The combination of such an impressive display of domination and my daughter beetling around got me thinking and ultimately got me pretty excited to return to work.
I have pretty much made all of my living since graduating from university in the early 1990’s selling mobile phones. I haven’t always sold mobile phones, mind, and have flirted with selling other things, but I never made much of a living at it. So my house, my car, my clothes and my bike and those of my family I owe in no small measure to my efforts selling phones.
Because I lived and worked in Europe until June 2007 most of those phones (including the first one sold on January 17th 1993) have been made by Nokia. The rest were made by Sony Ericsson and laterally Samsung, LG and RiM. Back in the early days we sold a lot of Motorola bricks and flips but not much since the late ‘90’s (Pink RAZRs aside). Back in Europe Motorola is considered to be American for “Cr*p”, and I wouldn’t have been seen dead with one. Frankly we felt sorry for all you Americans having to pay for incoming calls, on useless handsets that couldn’t text or surf the web properly.
But then in the week I arrived in the US, Apple brought out the iPhone and changed just about everything, not only about the US market, but the world market as well. A mobile phone salesman moving to America in the first week of July 2007 must rank as the best timed career move since Ringo Starr replaced Pete Best as the drummer for the Beatles.

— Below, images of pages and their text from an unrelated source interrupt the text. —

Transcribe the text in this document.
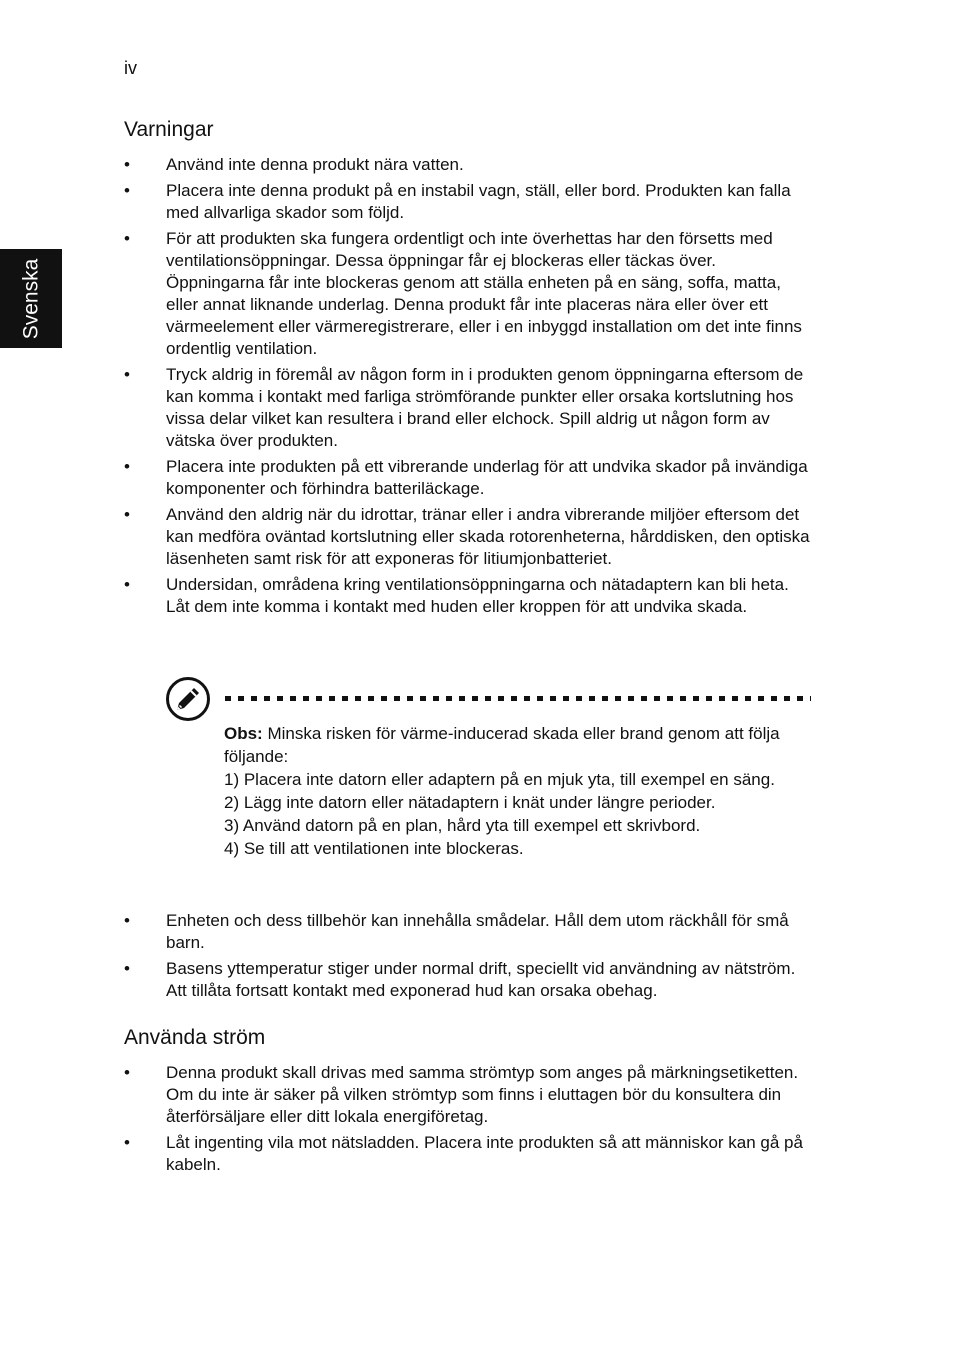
iv
Svenska
Varningar
• Använd inte denna produkt nära vatten.
• Placera inte denna produkt på en instabil vagn, ställ, eller bord. Produkten kan falla med allvarliga skador som följd.
• För att produkten ska fungera ordentligt och inte överhettas har den försetts med ventilationsöppningar. Dessa öppningar får ej blockeras eller täckas över. Öppningarna får inte blockeras genom att ställa enheten på en säng, soffa, matta, eller annat liknande underlag. Denna produkt får inte placeras nära eller över ett värmeelement eller värmeregistrerare, eller i en inbyggd installation om det inte finns ordentlig ventilation.
• Tryck aldrig in föremål av någon form in i produkten genom öppningarna eftersom de kan komma i kontakt med farliga strömförande punkter eller orsaka kortslutning hos vissa delar vilket kan resultera i brand eller elchock. Spill aldrig ut någon form av vätska över produkten.
• Placera inte produkten på ett vibrerande underlag för att undvika skador på invändiga komponenter och förhindra batteriläckage.
• Använd den aldrig när du idrottar, tränar eller i andra vibrerande miljöer eftersom det kan medföra oväntad kortslutning eller skada rotorenheterna, hårddisken, den optiska läsenheten samt risk för att exponeras för litiumjonbatteriet.
• Undersidan, områdena kring ventilationsöppningarna och nätadaptern kan bli heta. Låt dem inte komma i kontakt med huden eller kroppen för att undvika skada.

Obs: Minska risken för värme-inducerad skada eller brand genom att följa följande:

1) Placera inte datorn eller adaptern på en mjuk yta, till exempel en säng.

2) Lägg inte datorn eller nätadaptern i knät under längre perioder.

3) Använd datorn på en plan, hård yta till exempel ett skrivbord.

4) Se till att ventilationen inte blockeras.

• Enheten och dess tillbehör kan innehålla smådelar. Håll dem utom räckhåll för små barn.
• Basens yttemperatur stiger under normal drift, speciellt vid användning av nätström. Att tillåta fortsatt kontakt med exponerad hud kan orsaka obehag.
Använda ström
• Denna produkt skall drivas med samma strömtyp som anges på märkningsetiketten. Om du inte är säker på vilken strömtyp som finns i eluttagen bör du konsultera din återförsäljare eller ditt lokala energiföretag.
• Låt ingenting vila mot nätsladden. Placera inte produkten så att människor kan gå på kabeln.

Everything interesting, everything exciting, everything ground breaking that is happening in the mobile field right now is happening in and for the US market. Every new launch and every new innovation is happening here first and then being exported overseas with a film industry style time lag. Not one of the players which is really shaking up the market was doing much three years ago when I got my opportunity.
The iPhone hadn’t launched, Google only searched and HTC had only just started to sell phones under its own label…and then only Windows Mobile…because there was only Windows Mobile. In the last year the launch of the Palm Pre and Web OS, the explosion of Android devices, and the pitched battle between the carriers for data market share has made the US market the best place to be in the mobile world, and the launches anticipated in the next twelve weeks alone will take the whole game to another level.
I literally cannot wait to get my hands on the Samsung Galaxy S. I haven’t felt this way about a phone since the Nokia N97.
So sitting in the sandpit at my local park watching my daughter master the steps up to the slide and the other parents master their schedules on their iPhones I felt overwhelmingly fortunate in life and in my career, and to my amazement when I looked down at my hands, and checked Noah’s latest tweet, I saw that I was using a Motorola phone and it wasn’t so bad after all. In fact it was actually quite good.